COVID-19, Microbiota, Immune system, Crohn’s disease, Schizophrenia
One of the most important symbiotic relationships in human beings involves the microbiota of the body, particularly in the intestinal tract. These benefits—and occasional negative effects—begin at the time of formation of the microbiota and continue until death. Many studies over the last century have shown the importance of the microbiota in humans, which begins forming in infancy and develops rapidly until the age of 2–3 years. During this period, the microbiota stabilises and forms the composition that will persist into adulthood1-2.
The microbiota affects early development of the immune system and offers long-term benefits to human health by providing antigens and antibodies that strengthen immunity. It also affects the development of distal organs, thus impacting the human body at the systemic level3-5. Studies have shown that the microbiota is involved in immune responses to various pathologies, such as high blood pressure, diabetes, and psychological diseases6-10. For example, faecal microbiota transplants have shown promising results for treating chronic gastrointestinal diseases and autism spectrum disorders11-13. Other studies highlight the benefit of the microbiota in preventing or minimizing viral infections, including norovirus and coronaviruses14-16. In this review article, we discuss the importance of microbiota in treating, preventing, and reducing pathogenic disease, including viral diseases such as COVID-19.
Formation of Microbiota
Microbiota begin forming in utero, where the mother’s gut and placenta play critical roles17-18. Factors that influence this process include the type of delivery (e.g. vaginal or Caesarean), the mother’s lifestyle (e.g. diet and other habits) and health history (e.g. illness, antibacterial medications)19-23. The dominant bacterial forms in an embryo include Lactobacillus and Escherichia coli24. These microbes mostly colonize the gut of the foetus and can influence immunity and disease risk25.
After delivery, a rapid shift in the microbiota composition occurs, and this shift depends on several factors, such as the delivery mode and feeding patterns of the infant26-27. The delivery method has significant implications on newborns’ microbiota formation28. For instance, children who are born vaginally have higher levels of Lactobacilli than those born surgically, perhaps due to the abundance of Lactobacilli in the vagina24. In contrast, children born via Cesarian section harbour less diverse microbiota, and normal colonization takes longer in these infants29-30. The most abundant microorganisms in babies born via C-section include the Bacteroides genus and other facultative anaerobic bacteria, such as the Clostridium species31. Compared to 72% of children born vaginally, only 41% of infants born via C-section exhibit a similar faecal structure to that of their mother32-33.
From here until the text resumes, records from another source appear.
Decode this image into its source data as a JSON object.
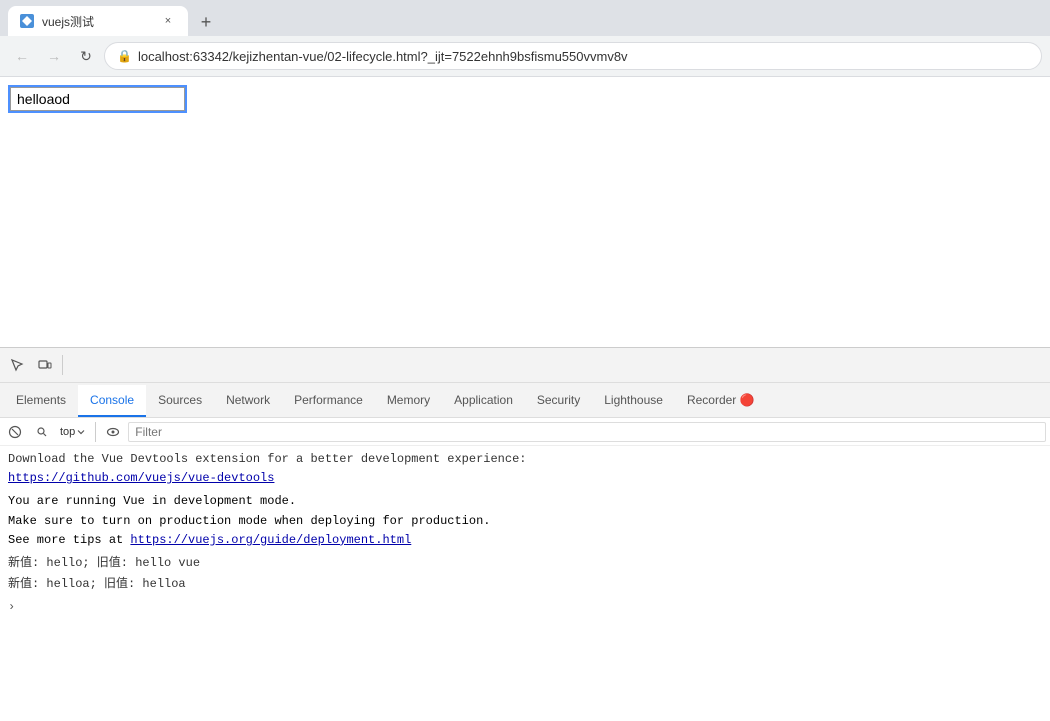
{
  "browser": {
    "tab": {
      "favicon_label": "vue",
      "title": "vuejs测试",
      "close_label": "×"
    },
    "new_tab_label": "+",
    "nav": {
      "back_label": "←",
      "forward_label": "→",
      "reload_label": "↻"
    },
    "address": {
      "lock_icon": "🔒",
      "url": "localhost:63342/kejizhentan-vue/02-lifecycle.html?_ijt=7522ehnh9bsfismu550vvmv8v"
    }
  },
  "page": {
    "input_value": "helloaod",
    "input_placeholder": ""
  },
  "devtools": {
    "tabs": [
      {
        "id": "elements",
        "label": "Elements",
        "active": false
      },
      {
        "id": "console",
        "label": "Console",
        "active": true
      },
      {
        "id": "sources",
        "label": "Sources",
        "active": false
      },
      {
        "id": "network",
        "label": "Network",
        "active": false
      },
      {
        "id": "performance",
        "label": "Performance",
        "active": false
      },
      {
        "id": "memory",
        "label": "Memory",
        "active": false
      },
      {
        "id": "application",
        "label": "Application",
        "active": false
      },
      {
        "id": "security",
        "label": "Security",
        "active": false
      },
      {
        "id": "lighthouse",
        "label": "Lighthouse",
        "active": false
      },
      {
        "id": "recorder",
        "label": "Recorder 🔴",
        "active": false
      }
    ],
    "console": {
      "context": "top",
      "filter_placeholder": "Filter",
      "messages": [
        {
          "type": "info",
          "text": "Download the Vue Devtools extension for a better development experience:",
          "link": "https://github.com/vuejs/vue-devtools"
        },
        {
          "type": "warning",
          "lines": [
            "You are running Vue in development mode.",
            "Make sure to turn on production mode when deploying for production.",
            "See more tips at "
          ],
          "link": "https://vuejs.org/guide/deployment.html"
        },
        {
          "type": "log",
          "text": "新值: hello; 旧值: hello vue"
        },
        {
          "type": "log",
          "text": "新值: helloa; 旧值: helloa"
        }
      ]
    }
  }
}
During the first month, the microbiota in a new-born is purely aerobic, limited in numbers, and low in diversity34. After one month, the microbiota becomes anaerobic, allowing the growth of other bacterial forms35. Several factors can affect this change, including antibiotic treatments, diet, and illness. In the first year, conditions in the body determine the growth and diversity of its microbiota36-37. Initially, the microbiota is mainly limited to two main bacterial phyla: Proteobacteria and Actinobacteria33. By about two years of age, however, the child’s microbial composition resembles that of an adult. This process is particularly affected by the introduction of solid foods around six months of age38. The microbiota continues to develop into adulthood. The composition changes, shifting more to Clostridium and Bacteroidetes species. Other life events, such as illness, also affect the microbiota31.39.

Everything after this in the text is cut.